À la veille de l’ouverture de la 151ᵉ Assemblée de l’Union interparlementaire (UIP), Jean-Michel Sama Lukonde a choisi une tribune africaine pour sonner l’alarme sur la situation dramatique dans l’Est de la République démocratique du Congo. Devant ses pairs réunis à Genève, le président du Sénat a plaidé, vendredi 18 octobre, pour un soutien actif et coordonné des parlements africains aux différents processus de paix en cours. Appuyant son intervention sur la vision diplomatique du président Félix Tshisekedi, il a insisté sur la nécessité de maintenir la crise congolaise au cœur de l’agenda de l’UIP et d’en faire une priorité humanitaire. Son message a reçu un écho favorable lors de la réunion préparatoire du groupe géopolitique africain, présidée par l’Honorable Angela Thokozila Didier, qui a validé la légitimité de cette demande.

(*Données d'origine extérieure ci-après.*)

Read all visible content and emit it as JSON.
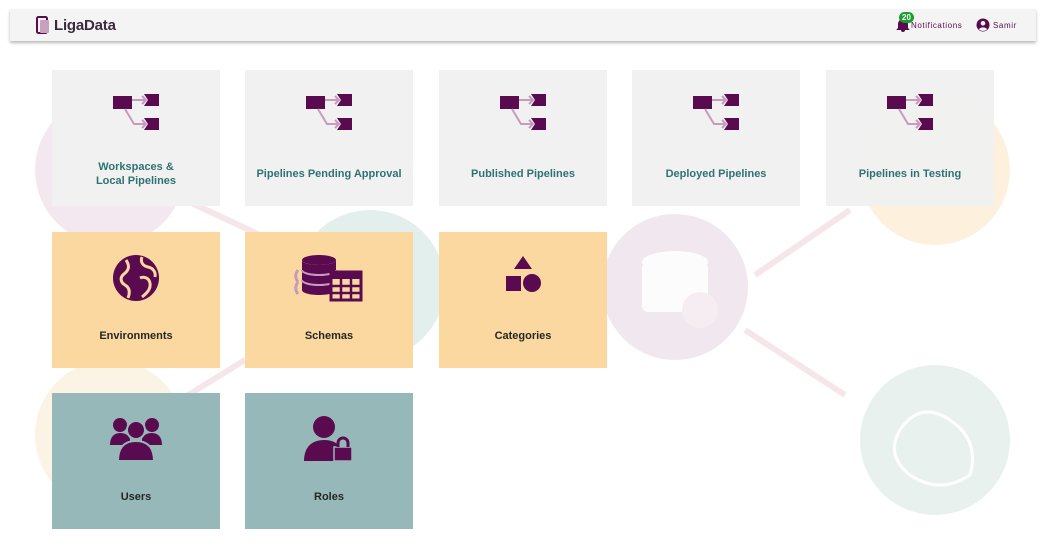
{
  "header": {
    "logo_text": "LigaData",
    "notifications_count": "20",
    "notifications_label": "Notifications",
    "user_name": "Samir"
  },
  "colors": {
    "brand": "#5a0a4f",
    "tile_gray": "#f1f1f1",
    "tile_orange": "#fcd8a1",
    "tile_teal": "#97b8b9",
    "label_teal": "#2e7371",
    "badge_green": "#1a9e2f"
  },
  "tiles": [
    {
      "label": "Workspaces &\nLocal Pipelines",
      "icon": "pipeline-icon"
    },
    {
      "label": "Pipelines Pending Approval",
      "icon": "pipeline-icon"
    },
    {
      "label": "Published Pipelines",
      "icon": "pipeline-icon"
    },
    {
      "label": "Deployed Pipelines",
      "icon": "pipeline-icon"
    },
    {
      "label": "Pipelines in Testing",
      "icon": "pipeline-icon"
    },
    {
      "label": "Environments",
      "icon": "globe-icon"
    },
    {
      "label": "Schemas",
      "icon": "database-table-icon"
    },
    {
      "label": "Categories",
      "icon": "shapes-icon"
    },
    {
      "label": "Users",
      "icon": "users-icon"
    },
    {
      "label": "Roles",
      "icon": "user-lock-icon"
    }
  ]
}
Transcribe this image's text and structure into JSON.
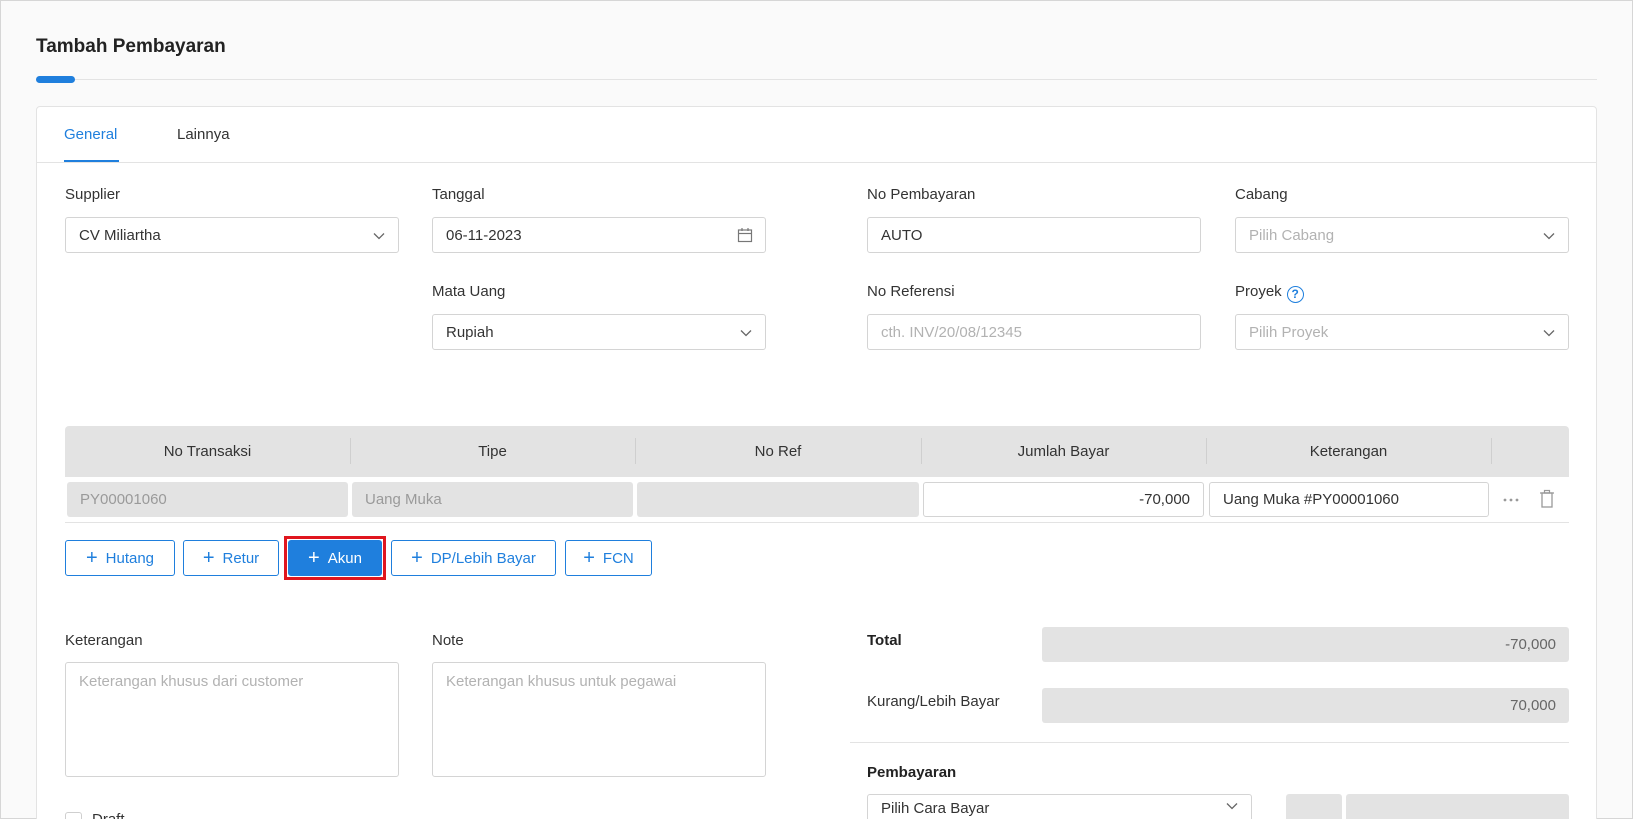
{
  "page": {
    "title": "Tambah Pembayaran"
  },
  "tabs": [
    {
      "label": "General",
      "active": true
    },
    {
      "label": "Lainnya",
      "active": false
    }
  ],
  "form": {
    "supplier": {
      "label": "Supplier",
      "value": "CV Miliartha"
    },
    "tanggal": {
      "label": "Tanggal",
      "value": "06-11-2023"
    },
    "no_pembayaran": {
      "label": "No Pembayaran",
      "value": "AUTO"
    },
    "cabang": {
      "label": "Cabang",
      "placeholder": "Pilih Cabang"
    },
    "mata_uang": {
      "label": "Mata Uang",
      "value": "Rupiah"
    },
    "no_referensi": {
      "label": "No Referensi",
      "placeholder": "cth. INV/20/08/12345"
    },
    "proyek": {
      "label": "Proyek",
      "placeholder": "Pilih Proyek",
      "help": "?"
    }
  },
  "table": {
    "columns": [
      "No Transaksi",
      "Tipe",
      "No Ref",
      "Jumlah Bayar",
      "Keterangan"
    ],
    "rows": [
      {
        "no_transaksi": "PY00001060",
        "tipe": "Uang Muka",
        "no_ref": "",
        "jumlah_bayar": "-70,000",
        "keterangan": "Uang Muka #PY00001060"
      }
    ]
  },
  "add_buttons": {
    "hutang": "Hutang",
    "retur": "Retur",
    "akun": "Akun",
    "dp": "DP/Lebih Bayar",
    "fcn": "FCN"
  },
  "notes": {
    "keterangan": {
      "label": "Keterangan",
      "placeholder": "Keterangan khusus dari customer"
    },
    "note": {
      "label": "Note",
      "placeholder": "Keterangan khusus untuk pegawai"
    }
  },
  "summary": {
    "total": {
      "label": "Total",
      "value": "-70,000"
    },
    "kurang_lebih": {
      "label": "Kurang/Lebih Bayar",
      "value": "70,000"
    },
    "pembayaran": {
      "label": "Pembayaran",
      "placeholder": "Pilih Cara Bayar"
    }
  },
  "draft": {
    "label": "Draft"
  },
  "colors": {
    "accent": "#1f7fdd",
    "highlight": "#e0161e"
  }
}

C’est au Centre international des conférences de Genève, dans la salle plénière BC, que le président du Sénat congolais, Jean-Michel Sama Lukonde, a lancé un appel solennel aux membres du groupe géopolitique africain de l’Union interparlementaire : soutenir fermement les différents processus de paix et d’assistance humanitaire engagés dans l’Est de la République démocratique du Congo. Cette réunion préparatoire, tenue en amont de la 151ᵉ Assemblée de l’UIP prévue du 19 au 23 octobre 2025, a donné le ton d’une mobilisation parlementaire autour d’un conflit aux répercussions régionales majeures.
Présidée par l’Honorable Angela Thokozila Didier, présidente de l’Assemblée nationale de Afrique du Sud, la rencontre avait pour but de définir les positions communes du groupe africain sur les enjeux de l’Assemblée, notamment la désignation des représentants au sein du comité exécutif et l’élection du président du Groupe Afrique. Mais la situation sécuritaire et humanitaire à l’Est de la RDC s’est imposée comme un point central des discussions.
Un plaidoyer inscrit dans une dynamique diplomatique
S’exprimant au nom du gouvernement congolais et dans la continuité de la vision du chef de l’État Félix Tshisekedi, Sama Lukonde a rappelé que les parlementaires ont une responsabilité directe dans la promotion de la paix, de la démocratie et du bien-être social. « Nous avons le devoir de travailler pour la paix et le social des populations, particulièrement sur le volet humanitaire », a-t-il martelé.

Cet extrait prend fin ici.